I*ve implemented the code in J 4.0 and tested to upload in the new Media Manager.
I moved the language "loading" out of the library file to the controller taking care of the AJAX call.

// Language transliteration should include given language, and also site + admin defaults (most useful is site default)
$lang_params = ComponentHelper::getParams('com_languages');
$lang_site_default  = $lang_params->get('site', '*');
$lang_admin_default = $lang_params->get('admin', '*');

//$languages[$language]   = $language && $language != '*';
$languages[$lang_site_default]  = $lang_site_default != '*';
$languages[$lang_admin_default] = $lang_admin_default != '*';

// Call to transliteration method
$name = \JFile::makeSafe($name, $languages); 

There are some issues not related directly to this as I mentioned above.

To my surprise a method is called that modifies the file name with Punycode! Why?
After removing those obstacles I tested with german and swedish characters with result as expected. Without installing the languages!
I had problems with french characters so I installed the language pack and set it to default language. I still have a problem here so I get Datetime as filename. I found that normal french characters are translated. It's the character in d'Artagnan that is NOT removed by the transliteration method. The character gets removed by the regex but then the check translated? fails.
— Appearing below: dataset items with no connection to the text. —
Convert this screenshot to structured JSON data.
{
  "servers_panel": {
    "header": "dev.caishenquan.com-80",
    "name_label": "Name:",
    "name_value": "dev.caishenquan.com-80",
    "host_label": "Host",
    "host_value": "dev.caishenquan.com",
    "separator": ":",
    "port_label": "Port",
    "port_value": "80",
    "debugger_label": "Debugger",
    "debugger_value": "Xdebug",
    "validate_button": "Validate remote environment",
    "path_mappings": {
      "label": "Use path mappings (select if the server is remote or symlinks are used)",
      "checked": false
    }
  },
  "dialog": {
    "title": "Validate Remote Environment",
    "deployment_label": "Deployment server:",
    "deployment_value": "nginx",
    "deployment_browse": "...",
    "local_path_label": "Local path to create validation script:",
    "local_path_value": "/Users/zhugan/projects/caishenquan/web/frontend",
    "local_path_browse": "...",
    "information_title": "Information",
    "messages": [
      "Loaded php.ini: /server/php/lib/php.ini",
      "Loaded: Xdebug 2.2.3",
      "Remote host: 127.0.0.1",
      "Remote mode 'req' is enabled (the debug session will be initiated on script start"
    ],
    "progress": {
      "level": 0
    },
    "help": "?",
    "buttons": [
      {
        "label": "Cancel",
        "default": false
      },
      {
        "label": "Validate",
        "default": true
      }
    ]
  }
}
I got some problems with the regex not working. As I do not understand what it is supposed to do I used my smaller version that so far works.
$regex = '/(\s|[^A-Za-z0-9-.])+/';
How to fix that d'Artagnan gets dArtaggnan or d-Artagnan and not datetime?

I tested the language specific characters + blanks. I had to make some changes to handle the blanks - to replace them with hyphens.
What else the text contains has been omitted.